Nico Hanke: Well, apart from global sales structures we always need steady nerves and a great deal of patience and staying power. For we as component suppliers only find out about the investment decisions of the Asian, South American, Australian or Russian mine operators and mining companies with a certain delay. We supply our freewheels, brakes or clutches to renowned system manufacturers such as Rexnord, which acts on the behalf of major plant engineers from the league of ThyssenKrupp, which in turn realise large-scale projects for mining enterprises overseas. And so it can always take a few months for the big decisions to reach to our component supplier level as projects.
Will not all competitors in all product segments of RINGSPANN have similar expectations to you and be right beside you in the starting holes ready to sprint at the right moment?
Nico Hanke: Sure, but that is not a new situation for us. We see it as more of an incentive and I feel that we are currently very well prepared for the forthcoming upturn in the mining industry. Recently, our extensive portfolio in particular has emerged as a convincing unique selling point of RINGSPANN. There are not many component suppliers who manufacture so many different drive components that also complement each other so perfectly in terms of function and design. The visitors of our stand at the mining trade fairs CIME 2016 in Peking were very impressed by this. And I am quite sure we will also manage to convince with our range at the Hillhead 2016 Exhibition from 28 to 30 June 2016 in Great Britain and in September at the Electra Mining Africa in Johannesburg and the MINEXPO 2016 in Las Vegas.

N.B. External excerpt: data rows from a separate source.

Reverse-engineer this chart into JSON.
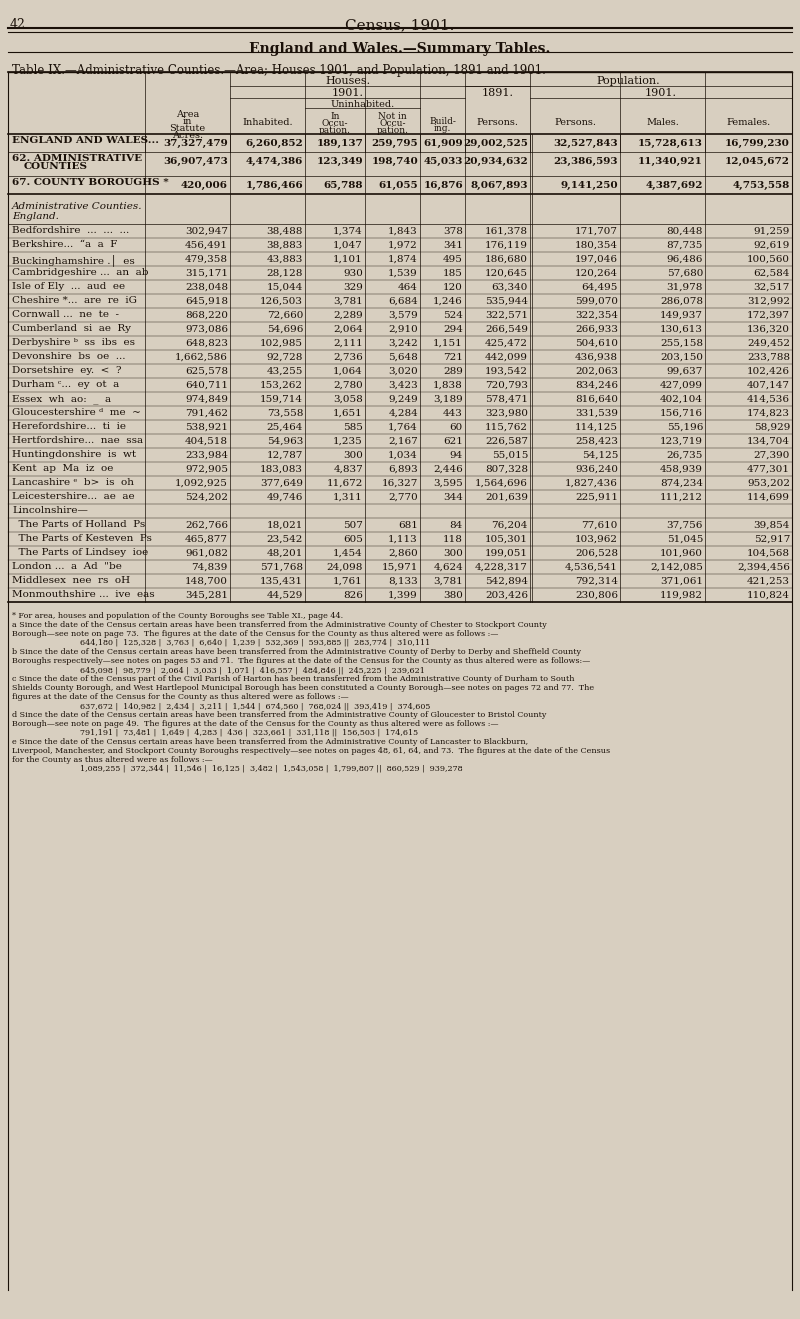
{
  "page_num": "42",
  "page_title": "Census, 1901.",
  "section_title": "ENGLAND AND WALES.—SUMMARY TABLES.",
  "table_title": "Table IX.—Administrative Counties.—Area; Houses 1901, and Population, 1891 and 1901.",
  "bg_color": "#d8cfc0",
  "text_color": "#1a1008",
  "header_rows": [
    [
      "",
      "Area in Statute Acres.",
      "Houses.",
      "",
      "",
      "",
      "",
      "Population.",
      "",
      "",
      ""
    ],
    [
      "",
      "",
      "1901.",
      "",
      "",
      "",
      "1891.",
      "1901.",
      "",
      "",
      ""
    ],
    [
      "",
      "",
      "",
      "Uninhabited.",
      "",
      "",
      "",
      "",
      "",
      "",
      ""
    ],
    [
      "",
      "",
      "Inhabited.",
      "In Occu-pation.",
      "Not in Occu-pation.",
      "Build-ing.",
      "Persons.",
      "Persons.",
      "Males.",
      "Females."
    ]
  ],
  "summary_rows": [
    [
      "ENGLAND AND WALES...",
      "37,327,479",
      "6,260,852",
      "189,137",
      "259,795",
      "61,909",
      "29,002,525",
      "32,527,843",
      "15,728,613",
      "16,799,230"
    ],
    [
      "62. ADMINISTRATIVE\nCOUNTIES",
      "36,907,473",
      "4,474,386",
      "123,349",
      "198,740",
      "45,033",
      "20,934,632",
      "23,386,593",
      "11,340,921",
      "12,045,672"
    ],
    [
      "67. COUNTY BOROUGHS *",
      "420,006",
      "1,786,466",
      "65,788",
      "61,055",
      "16,876",
      "8,067,893",
      "9,141,250",
      "4,387,692",
      "4,753,558"
    ]
  ],
  "section_header": [
    "Administrative Counties.",
    "England."
  ],
  "data_rows": [
    [
      "Bedfordshire  ...  ...  ...",
      "302,947",
      "38,488",
      "1,374",
      "1,843",
      "378",
      "161,378",
      "171,707",
      "80,448",
      "91,259"
    ],
    [
      "Berkshire...  “a  a  F",
      "456,491",
      "38,883",
      "1,047",
      "1,972",
      "341",
      "176,119",
      "180,354",
      "87,735",
      "92,619"
    ],
    [
      "Buckinghamshire .│  es",
      "479,358",
      "43,883",
      "1,101",
      "1,874",
      "495",
      "186,680",
      "197,046",
      "96,486",
      "100,560"
    ],
    [
      "Cambridgeshire ...  an  ab",
      "315,171",
      "28,128",
      "930",
      "1,539",
      "185",
      "120,645",
      "120,264",
      "57,680",
      "62,584"
    ],
    [
      "Isle of Ely  ...  aud  ee",
      "238,048",
      "15,044",
      "329",
      "464",
      "120",
      "63,340",
      "64,495",
      "31,978",
      "32,517"
    ],
    [
      "Cheshire *...  are  re  iG",
      "645,918",
      "126,503",
      "3,781",
      "6,684",
      "1,246",
      "535,944",
      "599,070",
      "286,078",
      "312,992"
    ],
    [
      "Cornwall ...  ne  te  -",
      "868,220",
      "72,660",
      "2,289",
      "3,579",
      "524",
      "322,571",
      "322,354",
      "149,937",
      "172,397"
    ],
    [
      "Cumberland  si  ae  Ry",
      "973,086",
      "54,696",
      "2,064",
      "2,910",
      "294",
      "266,549",
      "266,933",
      "130,613",
      "136,320"
    ],
    [
      "Derbyshire ᵇ  ss  ibs  es",
      "648,823",
      "102,985",
      "2,111",
      "3,242",
      "1,151",
      "425,472",
      "504,610",
      "255,158",
      "249,452"
    ],
    [
      "Devonshire  bs  oe  ...",
      "1,662,586",
      "92,728",
      "2,736",
      "5,648",
      "721",
      "442,099",
      "436,938",
      "203,150",
      "233,788"
    ],
    [
      "Dorsetshire  ey.  <  ?",
      "625,578",
      "43,255",
      "1,064",
      "3,020",
      "289",
      "193,542",
      "202,063",
      "99,637",
      "102,426"
    ],
    [
      "Durham ᶜ...  ey  ot  a",
      "640,711",
      "153,262",
      "2,780",
      "3,423",
      "1,838",
      "720,793",
      "834,246",
      "427,099",
      "407,147"
    ],
    [
      "Essex  wh  ao:  _  a",
      "974,849",
      "159,714",
      "3,058",
      "9,249",
      "3,189",
      "578,471",
      "816,640",
      "402,104",
      "414,536"
    ],
    [
      "Gloucestershire ᵈ  me  ~",
      "791,462",
      "73,558",
      "1,651",
      "4,284",
      "443",
      "323,980",
      "331,539",
      "156,716",
      "174,823"
    ],
    [
      "Herefordshire...  ti  ie",
      "538,921",
      "25,464",
      "585",
      "1,764",
      "60",
      "115,762",
      "114,125",
      "55,196",
      "58,929"
    ],
    [
      "Hertfordshire...  nae  ssa",
      "404,518",
      "54,963",
      "1,235",
      "2,167",
      "621",
      "226,587",
      "258,423",
      "123,719",
      "134,704"
    ],
    [
      "Huntingdonshire  is  wt",
      "233,984",
      "12,787",
      "300",
      "1,034",
      "94",
      "55,015",
      "54,125",
      "26,735",
      "27,390"
    ],
    [
      "Kent  ap  Ma  iz  oe",
      "972,905",
      "183,083",
      "4,837",
      "6,893",
      "2,446",
      "807,328",
      "936,240",
      "458,939",
      "477,301"
    ],
    [
      "Lancashire ᵉ  b>  is  oh",
      "1,092,925",
      "377,649",
      "11,672",
      "16,327",
      "3,595",
      "1,564,696",
      "1,827,436",
      "874,234",
      "953,202"
    ],
    [
      "Leicestershire...  ae  ae",
      "524,202",
      "49,746",
      "1,311",
      "2,770",
      "344",
      "201,639",
      "225,911",
      "111,212",
      "114,699"
    ],
    [
      "Lincolnshire—",
      "",
      "",
      "",
      "",
      "",
      "",
      "",
      "",
      ""
    ],
    [
      "  The Parts of Holland  Ps",
      "262,766",
      "18,021",
      "507",
      "681",
      "84",
      "76,204",
      "77,610",
      "37,756",
      "39,854"
    ],
    [
      "  The Parts of Kesteven  Ps",
      "465,877",
      "23,542",
      "605",
      "1,113",
      "118",
      "105,301",
      "103,962",
      "51,045",
      "52,917"
    ],
    [
      "  The Parts of Lindsey  ioe",
      "961,082",
      "48,201",
      "1,454",
      "2,860",
      "300",
      "199,051",
      "206,528",
      "101,960",
      "104,568"
    ],
    [
      "London ...  a  Ad  \"be",
      "74,839",
      "571,768",
      "24,098",
      "15,971",
      "4,624",
      "4,228,317",
      "4,536,541",
      "2,142,085",
      "2,394,456"
    ],
    [
      "Middlesex  nee  rs  oH",
      "148,700",
      "135,431",
      "1,761",
      "8,133",
      "3,781",
      "542,894",
      "792,314",
      "371,061",
      "421,253"
    ],
    [
      "Monmouthshire ...  ive  eas",
      "345,281",
      "44,529",
      "826",
      "1,399",
      "380",
      "203,426",
      "230,806",
      "119,982",
      "110,824"
    ]
  ],
  "footnotes": [
    "* For area, houses and population of the County Boroughs see Table XI., page 44.",
    "a Since the date of the Census certain areas have been transferred from the Administrative County of Chester to Stockport County",
    "Borough—see note on page 73.  The figures at the date of the Census for the County as thus altered were as follows :—",
    "644,180 |  125,328 |  3,763 |  6,640 |  1,239 |  532,369 |  593,885 ||  283,774 |  310,111",
    "b Since the date of the Census certain areas have been transferred from the Administrative County of Derby to Derby and Sheffield County",
    "Boroughs respectively—see notes on pages 53 and 71.  The figures at the date of the Census for the County as thus altered were as follows:—",
    "645,098 |  98,779 |  2,064 |  3,033 |  1,071 |  416,557 |  484,846 ||  245,225 |  239,621",
    "c Since the date of the Census part of the Civil Parish of Harton has been transferred from the Administrative County of Durham to South",
    "Shields County Borough, and West Hartlepool Municipal Borough has been constituted a County Borough—see notes on pages 72 and 77.  The",
    "figures at the date of the Census for the County as thus altered were as follows :—",
    "637,672 |  140,982 |  2,434 |  3,211 |  1,544 |  674,560 |  768,024 ||  393,419 |  374,605",
    "d Since the date of the Census certain areas have been transferred from the Administrative County of Gloucester to Bristol County",
    "Borough—see note on page 49.  The figures at the date of the Census for the County as thus altered were as follows :—",
    "791,191 |  73,481 |  1,649 |  4,283 |  436 |  323,661 |  331,118 ||  156,503 |  174,615",
    "e Since the date of the Census certain areas have been transferred from the Administrative County of Lancaster to Blackburn,",
    "Liverpool, Manchester, and Stockport County Boroughs respectively—see notes on pages 48, 61, 64, and 73.  The figures at the date of the Census",
    "for the County as thus altered were as follows :—",
    "1,089,255 |  372,344 |  11,546 |  16,125 |  3,482 |  1,543,058 |  1,799,807 ||  860,529 |  939,278"
  ]
}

Can you give us an example of what advantages this has for design engineers in mining technology?
Nico Hanke: You see, a system manufacturer or plant construction company not only gets fast and slow running freewheels and overload clutches from us for the drive systems of conveyor belts, crushers or bucket conveyers, but also brake systems and controls for the controlled braking of bulk material belts as well as many kinds of shaft-hub connections. With this selection, we are something of an ideal partner for designers and engineers in mining engineering. It has also meant that we have recently been able to assert ourselves in the fluctuant long-term cycle of the international raw materials market much better than some competitors. At the same time, we have managed to score brownie points in customer focus with great flexibility and convince again and again with great power of innovation in technology and engineering.
Talking of innovation: Can you give us some current examples of innovative products?
Nico Hanke: An outstanding innovation of the last few months is our new RIMOSTAT® high-performance friction torque limiter RSHD, which was developed as overload protection for heavy-duty applications. It is able to keep the highest slipping torques of up to 60,000 Nm constant over a very long operating time with minimum wear and stands out for its high dry running stability. We therefore offer an ideal solution for use in the mining industry′s bucket wheel excavators, crushing units and conveyor systems. A further example of our innovativeness of engineering is our largest housing freewheel yet, which we implemented for an Asian plant construction company. Its nominal torque of over 40,000 Nm sets standards internationally. And our new electrical disc brakes with clamping forces of up to 24 kN are high-performance components for the retention or emergency stop systems in the hoisting winches of mining installations.
What country do you think is responsible for the decisive momentum that has triggered an upturn in the raw materials industry?
Nico Hanke: Well, the first signals that the price of copper could rise have come to us from China. That would be an important early indicator. I have no doubt that the growth period will begin soon, the question is just when exactly. As I have said – we always need a great deal of patience and steady nerves.